The shooting was close to home for Christopher Fitzgerald, a nominee for the musical “Waitress” who went to school in Orlando. “I’m heartbroken. I think everybody is feeling it, so we are at least all coming together to celebrate and not live in fear,” he said on the carpet.

“Eclipsed” won for best costume for a play and “The Humans” won for best set design of a play. Best set design for a musical went to “She Loves Me” and best lighting for a play went to “Long Day’s Journey Into Night.”

Jessica Lange won her first Tony for playing a drug-addled mother in the revival of the monumental “Long Day’s Journey Into Night.” The two-time Academy Award winner said: “This is a dream come true and it fills me with such happiness, even on such a sad day as this.”

Frank Langella won his fourth Tony for playing a man who has begun his slide down the slippery slope of dementia in “The Father.” He almost teared up when he mentioned his brother’s struggle with dementia. He also had a message for the people of Orlando: “We will be with you every step of the way.”

Dutch visionary Ivo Van Hove won his first Tony for directing an imaginative revival of Arthur Miller’s “A View from the Bridge.” Under his helm, the barefoot cast warily circled one another under bright lights in a set that resembled a boxing ring. The show was also named best play revival.

Corden brought his endearing, fan-boy vibe to the opening number in which he performed a head-spinning medley of tunes from famous Broadway musicals, including donning a mask for “The Phantom of the Opera,” a leather jacket for “Grease,” and a curly red wig for “Annie.” He later encouraged others in the audience to pick songs and join him in a bit of karaoke during commercial breaks, including one with Hayes and Jake Gyllenhaal.

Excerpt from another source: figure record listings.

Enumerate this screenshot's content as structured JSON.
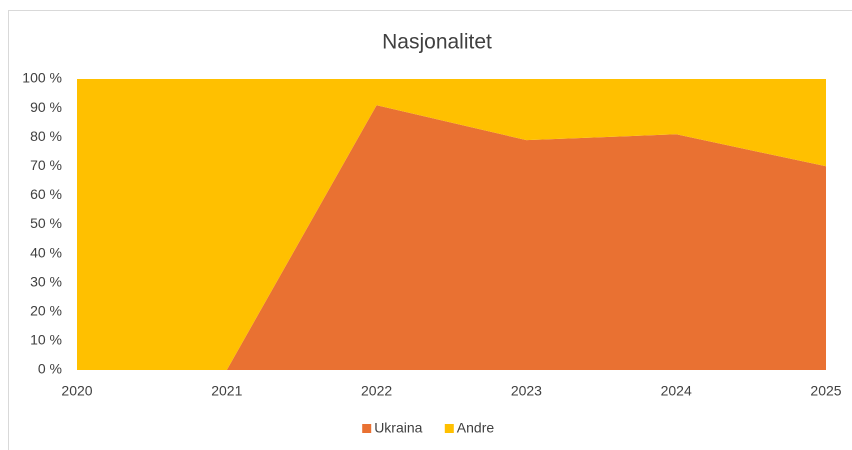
{
  "chart_data": {
    "type": "stacked_area",
    "title": "Nasjonalitet",
    "categories": [
      "2020",
      "2021",
      "2022",
      "2023",
      "2024",
      "2025"
    ],
    "series": [
      {
        "name": "Ukraina",
        "color": "#E97132",
        "values": [
          0,
          0,
          91,
          79,
          81,
          70
        ]
      },
      {
        "name": "Andre",
        "color": "#FFC000",
        "values": [
          100,
          100,
          9,
          21,
          19,
          30
        ]
      }
    ],
    "ylim": [
      0,
      100
    ],
    "yticks": [
      {
        "value": 0,
        "label": "0 %"
      },
      {
        "value": 10,
        "label": "10 %"
      },
      {
        "value": 20,
        "label": "20 %"
      },
      {
        "value": 30,
        "label": "30 %"
      },
      {
        "value": 40,
        "label": "40 %"
      },
      {
        "value": 50,
        "label": "50 %"
      },
      {
        "value": 60,
        "label": "60 %"
      },
      {
        "value": 70,
        "label": "70 %"
      },
      {
        "value": 80,
        "label": "80 %"
      },
      {
        "value": 90,
        "label": "90 %"
      },
      {
        "value": 100,
        "label": "100 %"
      }
    ],
    "grid": false,
    "legend": "bottom"
  }
}
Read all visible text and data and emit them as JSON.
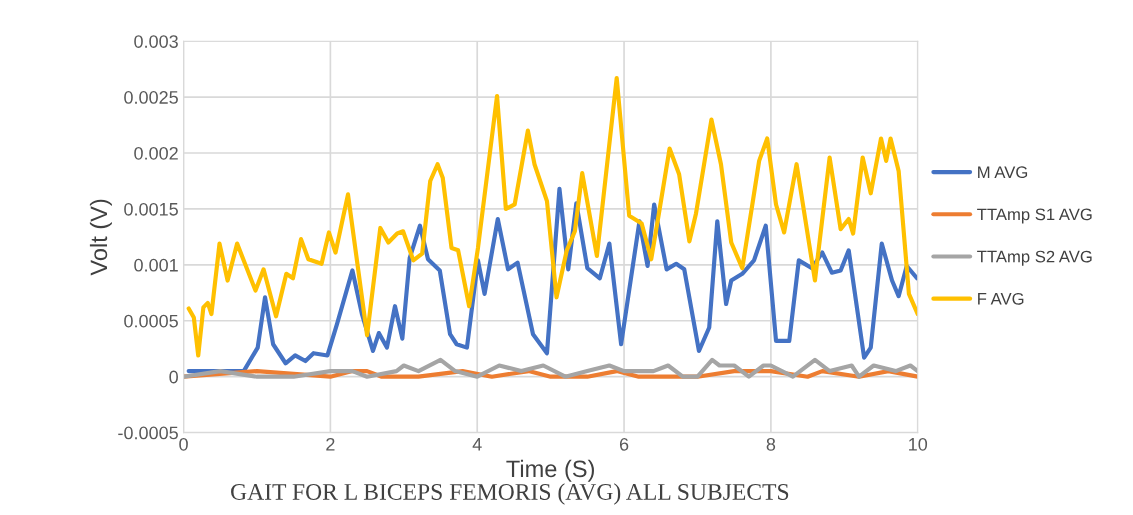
{
  "chart_data": {
    "type": "line",
    "title": "GAIT FOR L BICEPS FEMORIS (AVG) ALL SUBJECTS",
    "xlabel": "Time (S)",
    "ylabel": "Volt (V)",
    "xlim": [
      0,
      10
    ],
    "xticks": [
      0,
      2,
      4,
      6,
      8,
      10
    ],
    "ylim": [
      -0.0005,
      0.003
    ],
    "yticks": [
      {
        "value": -0.0005,
        "label": "-0.0005"
      },
      {
        "value": 0,
        "label": "0"
      },
      {
        "value": 0.0005,
        "label": "0.0005"
      },
      {
        "value": 0.001,
        "label": "0.001"
      },
      {
        "value": 0.0015,
        "label": "0.0015"
      },
      {
        "value": 0.002,
        "label": "0.002"
      },
      {
        "value": 0.0025,
        "label": "0.0025"
      },
      {
        "value": 0.003,
        "label": "0.003"
      }
    ],
    "grid": true,
    "legend": "right",
    "marker": "none",
    "line_style": "solid",
    "series": [
      {
        "name": "M AVG",
        "color": "#4472c4",
        "x": [
          0.07,
          0.3,
          0.46,
          0.82,
          1.01,
          1.11,
          1.22,
          1.39,
          1.52,
          1.66,
          1.77,
          1.96,
          2.09,
          2.3,
          2.43,
          2.58,
          2.66,
          2.77,
          2.88,
          2.98,
          3.08,
          3.22,
          3.33,
          3.49,
          3.63,
          3.72,
          3.86,
          4.01,
          4.1,
          4.28,
          4.42,
          4.55,
          4.76,
          4.95,
          5.12,
          5.24,
          5.35,
          5.5,
          5.67,
          5.8,
          5.96,
          6.21,
          6.32,
          6.41,
          6.58,
          6.71,
          6.82,
          7.02,
          7.16,
          7.27,
          7.39,
          7.46,
          7.61,
          7.77,
          7.93,
          8.07,
          8.25,
          8.38,
          8.56,
          8.7,
          8.83,
          8.95,
          9.06,
          9.27,
          9.36,
          9.51,
          9.65,
          9.74,
          9.85,
          9.99
        ],
        "values": [
          5e-05,
          5e-05,
          5e-05,
          5e-05,
          0.00026,
          0.00071,
          0.00029,
          0.00012,
          0.00019,
          0.00014,
          0.00021,
          0.00019,
          0.00047,
          0.00095,
          0.00056,
          0.00023,
          0.00039,
          0.00026,
          0.00063,
          0.00034,
          0.00106,
          0.00135,
          0.00105,
          0.00095,
          0.00038,
          0.00029,
          0.00026,
          0.00104,
          0.00074,
          0.00141,
          0.00096,
          0.00102,
          0.00038,
          0.00021,
          0.00168,
          0.00096,
          0.00155,
          0.00097,
          0.00088,
          0.00119,
          0.00029,
          0.00139,
          0.00099,
          0.00154,
          0.00096,
          0.00101,
          0.00096,
          0.00023,
          0.00044,
          0.00139,
          0.00065,
          0.00086,
          0.00092,
          0.00104,
          0.00135,
          0.00032,
          0.00032,
          0.00104,
          0.00097,
          0.00111,
          0.00093,
          0.00095,
          0.00113,
          0.00017,
          0.00026,
          0.00119,
          0.00086,
          0.00072,
          0.00099,
          0.00088
        ]
      },
      {
        "name": "TTAmp S1 AVG",
        "color": "#ed7d31",
        "x": [
          0,
          1,
          2,
          2.3,
          2.5,
          2.7,
          3.2,
          3.8,
          4.2,
          4.7,
          5.0,
          5.5,
          5.9,
          6.2,
          7.0,
          7.5,
          8.0,
          8.5,
          8.7,
          9.2,
          9.6,
          10
        ],
        "values": [
          0,
          5e-05,
          0,
          5e-05,
          5e-05,
          0,
          0,
          5e-05,
          0,
          5e-05,
          0,
          0,
          5e-05,
          0,
          0,
          5e-05,
          5e-05,
          0,
          5e-05,
          0,
          5e-05,
          0
        ]
      },
      {
        "name": "TTAmp S2 AVG",
        "color": "#a5a5a5",
        "x": [
          0,
          0.5,
          1.0,
          1.5,
          2.0,
          2.3,
          2.5,
          2.9,
          3.0,
          3.2,
          3.5,
          3.7,
          4.0,
          4.3,
          4.6,
          4.9,
          5.2,
          5.5,
          5.8,
          6.0,
          6.4,
          6.6,
          6.8,
          7.0,
          7.2,
          7.3,
          7.5,
          7.7,
          7.9,
          8.0,
          8.3,
          8.6,
          8.8,
          9.1,
          9.2,
          9.4,
          9.7,
          9.9,
          10
        ],
        "values": [
          0,
          5e-05,
          0,
          0,
          5e-05,
          5e-05,
          0,
          5e-05,
          0.0001,
          5e-05,
          0.00015,
          5e-05,
          0,
          0.0001,
          5e-05,
          0.0001,
          0,
          5e-05,
          0.0001,
          5e-05,
          5e-05,
          0.0001,
          0,
          0,
          0.00015,
          0.0001,
          0.0001,
          0,
          0.0001,
          0.0001,
          0,
          0.00015,
          5e-05,
          0.0001,
          0,
          0.0001,
          5e-05,
          0.0001,
          5e-05
        ]
      },
      {
        "name": "F AVG",
        "color": "#ffc000",
        "x": [
          0.07,
          0.14,
          0.2,
          0.27,
          0.33,
          0.38,
          0.49,
          0.6,
          0.73,
          0.98,
          1.09,
          1.26,
          1.4,
          1.49,
          1.6,
          1.7,
          1.88,
          1.98,
          2.07,
          2.24,
          2.5,
          2.68,
          2.79,
          2.91,
          2.99,
          3.13,
          3.25,
          3.36,
          3.46,
          3.53,
          3.65,
          3.74,
          3.89,
          4.01,
          4.27,
          4.39,
          4.51,
          4.69,
          4.78,
          4.95,
          5.08,
          5.22,
          5.33,
          5.43,
          5.63,
          5.9,
          6.07,
          6.24,
          6.37,
          6.48,
          6.62,
          6.75,
          6.89,
          6.98,
          7.19,
          7.32,
          7.46,
          7.61,
          7.74,
          7.84,
          7.95,
          8.07,
          8.18,
          8.35,
          8.6,
          8.8,
          8.95,
          9.06,
          9.12,
          9.25,
          9.36,
          9.5,
          9.57,
          9.63,
          9.74,
          9.88,
          10
        ],
        "values": [
          0.00061,
          0.00053,
          0.00019,
          0.00062,
          0.00066,
          0.00056,
          0.00119,
          0.00086,
          0.00119,
          0.00077,
          0.00096,
          0.00054,
          0.00092,
          0.00088,
          0.00123,
          0.00105,
          0.00101,
          0.00129,
          0.00111,
          0.00163,
          0.00037,
          0.00133,
          0.0012,
          0.00128,
          0.0013,
          0.00104,
          0.0011,
          0.00175,
          0.0019,
          0.00178,
          0.00115,
          0.00113,
          0.00063,
          0.00115,
          0.00251,
          0.0015,
          0.00154,
          0.0022,
          0.0019,
          0.00157,
          0.00071,
          0.00113,
          0.0013,
          0.00182,
          0.00108,
          0.00267,
          0.00144,
          0.00137,
          0.00105,
          0.00148,
          0.00204,
          0.00181,
          0.00121,
          0.00146,
          0.0023,
          0.0019,
          0.0012,
          0.00097,
          0.00151,
          0.00193,
          0.00213,
          0.00154,
          0.00129,
          0.0019,
          0.00086,
          0.00196,
          0.00132,
          0.00141,
          0.00128,
          0.00196,
          0.00164,
          0.00213,
          0.00193,
          0.00213,
          0.00184,
          0.00074,
          0.00056
        ]
      }
    ]
  }
}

The show opened with the cast of “Hamilton” performing their opening number with the lyrics altered to have them all wondering why Corden — “chatting with Hollywood phonies” — had earned this honor.

The host of the “The Late Late Show” had some quips for the theater-loving audience: “This is like the Super Bowl for people who don’t know what the Super Bowl is,” he said at one point. At another: “Think of tonight as the Oscars, but with diversity,” and made a dig at Donald Trump for wanting to build a wall around the theater. He later flirted with Oprah Winfrey.

Donald Trump was a frequent target. Nathan Lane made a crack about Trump University and Emilio Estefan insisted that his all-Latin cast for “On Your Feet!” were all in America legally. Corden at one point suggested there were so many diverse performers on the show that the Republican candidate would want to put a wall around the theater.

“Hamilton” and the 38 new productions this season helped Broadway’s attendance figures hit a record high, up 1.6 percent to 13.3 million ticket buyers. The season also was rich in diversity among actors: Fourteen of the 40 Tony nominees for acting in plays and musicals — or 35 percent — were actors of color.